Dabei sei zu berücksichtigen, dass die Staatsverschuldung in Europa aufgrund der Pandemie erneut deutlich zugenommen habe. So erreiche Deutschland aktuell 70,2 Prozent, Frankreich beispielsweise 112,3 Prozent, Griechenland 198,9 Prozent oder Italien 150,9 Prozent. Zudem sei Europa weniger gut mit der Pandemie zurechtgekommen als etwa die USA. So drohe dem Euroraum bis Ende 2022 ein Minus von 14,9 Prozent des BIP im Vergleich zu 2019. Für Deutschland prognostiziert das ifo Institut ein Minus von 14,3 Prozent, während die USA voraussichtlich nur 6,9 Prozent und China 8,2 Prozent einbüßen.

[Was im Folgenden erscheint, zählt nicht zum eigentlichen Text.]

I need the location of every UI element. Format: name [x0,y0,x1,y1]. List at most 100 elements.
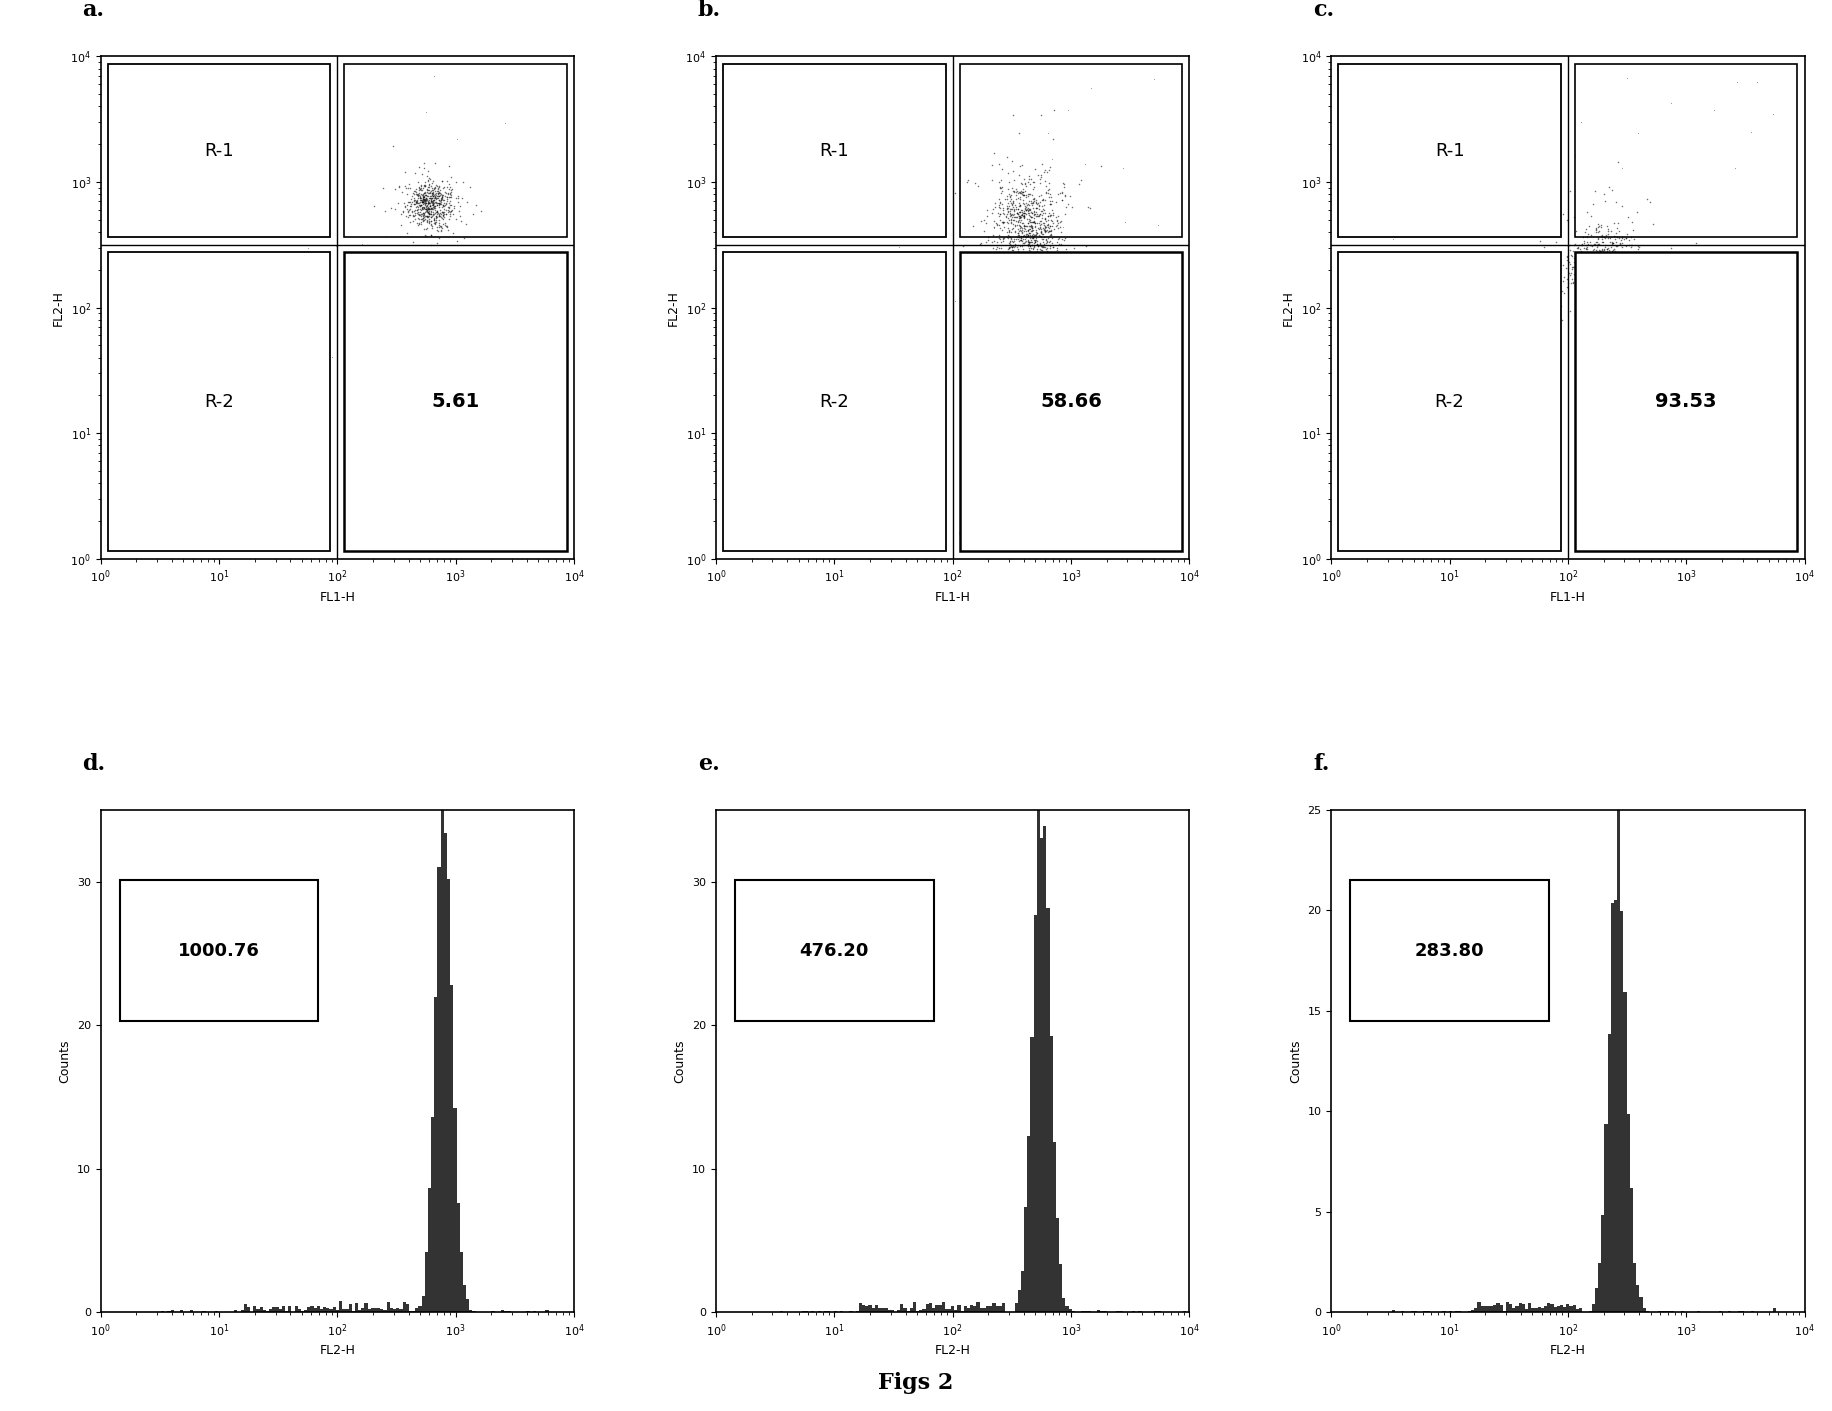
Point [1568,236,1598,258]
Point [431,214,460,237]
Point [436,181,465,203]
Point [1052,237,1081,260]
Point [1037,148,1066,171]
Point [1568,226,1598,248]
Point [1024,224,1053,247]
Bar [377,1308,381,1312]
Point [1587,251,1616,274]
Point [1577,264,1607,286]
Point [1022,258,1052,281]
Point [409,190,438,213]
Point [1572,237,1601,260]
Point [1019,188,1048,210]
Point [1722,71,1751,93]
Point [1583,234,1612,257]
Point [432,216,462,238]
Point [1031,210,1061,233]
Point [429,207,458,230]
Bar [240,1309,244,1312]
Point [405,195,434,217]
Point [1026,222,1055,244]
Point [1035,220,1064,243]
Point [1605,282,1634,305]
Bar [1627,1113,1630,1312]
Point [998,255,1028,278]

Verstärkt werde die angespannte Situation durch die enorm gestiegene Inflationsrate. Die heute anstehende Entscheidung der EZB, bei der eine Ankündigung des Einstiegs in die Zinserhöhung der EZB zu erwarten sei, werde zudem die Finanzierungskosten der Staaten erhöhen. Daher sei zu erwarten, dass die stark verschuldeten Staaten auf eine Lockerung der bisherigen Regeln drängen würden, da sie gar nicht eingehalten werden könnten. Fuest verglich diese Haltung mit der Forderung, die Geschwindigkeitsbeschränkung in Ortschaften aufzugeben, weil sich keiner daran halte. Dies sei für ihn eine befremdliche Vorstellung. Deshalb plädierte er dafür, die Kriterien beizubehalten. In der späteren Diskussion räumte er allerdings ein, man dürfe sich davon nicht zu viel erwarten. Die Verschuldungsregeln seien in Wahrheit nur „eine Unterhaltung unter Mitgliedsstaaten“. Einklagen ließen sie sich nicht. Und wenn Staaten aus nationalistischen Gründen sich Vorteile davon versprächen, die Regeln zu brechen, würden sie es tun.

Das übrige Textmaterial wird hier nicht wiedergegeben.